Дикая кровь — страница 50 из 81

Ничего веселого для красноярцев Трифон из орды не привез. Хан откровенно признался, что ему сейчас туго. По ту сторону Саянского камня его караулят халхасские и джунгарские ханы, они уже побили его и еще побьют, если он вдруг попытается вернуться на свои кочевья.

Тогда Трифон спросил, отчего же Алтын-хан нещадно грабит и убивает киргизов, сжигает их мирные улусы. На это Лопсан ответил, что он пришел к своим людям, к киргизам, искать защиту и кормиться и волен поступать он с ними, как ему хочется.

Единственно, в чем уступил хан русским, это — в ясаке. Он обещал собирать ясак в Киргизской степи после воеводы, что останется у племен и родов, считавшихся данниками у Алтын-ханова деда и отца.

— А землица-то Белого царя! — стоял на своем Трифон.

— Белый царь дал мне грамоту с большой красной печатью, чтоб я управлял в степи всеми народами, — сказал Лопсан и пообещал прислать эту грамоту красноярскому воеводе.

Но прежде грамоты он прислал своего ловкого умом посла. Дозорщики остановили его неподалеку от улуса Бугача, на чистоструйном притоке Качи, который тоже назывался по имени хозяина этих мест — Бугачом. Казаки не пустили настырного посла в острог без приказа воеводы. А Герасим, узнав про посла, решил хорошенько пугнуть его, чтоб тот повел разговор у монголов о несметной силе русских: повелел воевода сделать холостой выстрел из ломовской пушки, да чтоб грохнуло посильнее.

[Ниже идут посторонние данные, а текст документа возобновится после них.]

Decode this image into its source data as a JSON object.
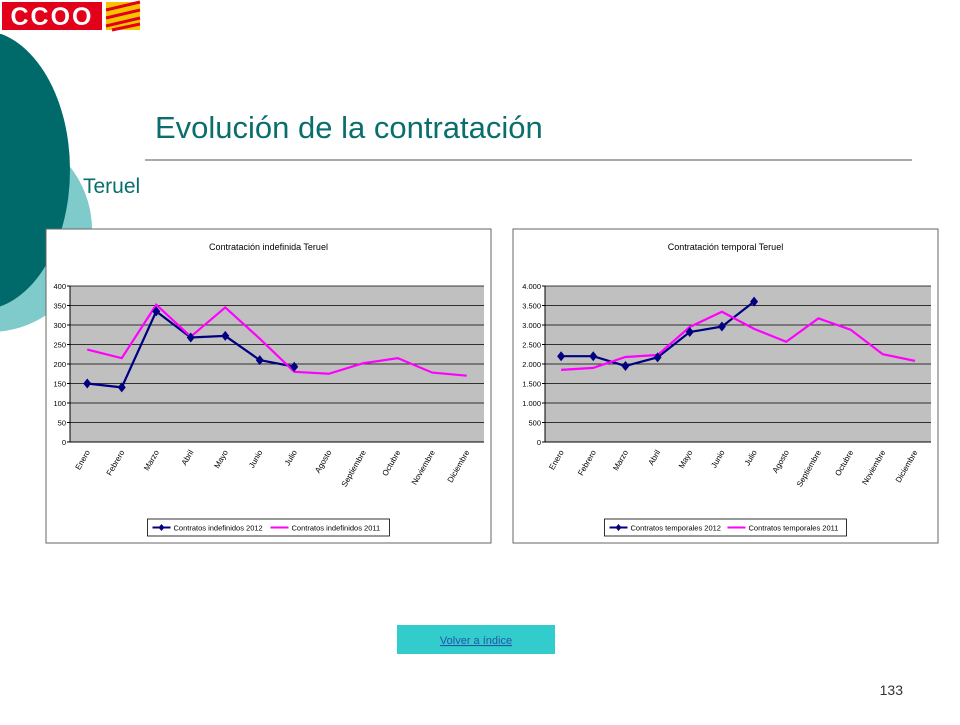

Пушкарь Гришка Осипов, хоть и считался мастером бронного и огненного дела, еще ни разу не стрелял из такой чертяки. Он споро зарядил ее, на совесть запыжил всяким тряпьем и по знаку стоявшего внизу воеводы поджег фитиль. И Гришка вовремя дал стрекача с раската Алексеевской башни. Пушка ударила грозно, в самый раз, и посол зажмурился, он чуть ли не до смерти испугался выстрела, однако ствол у того орудия порвало и починить его теперь было уже нельзя.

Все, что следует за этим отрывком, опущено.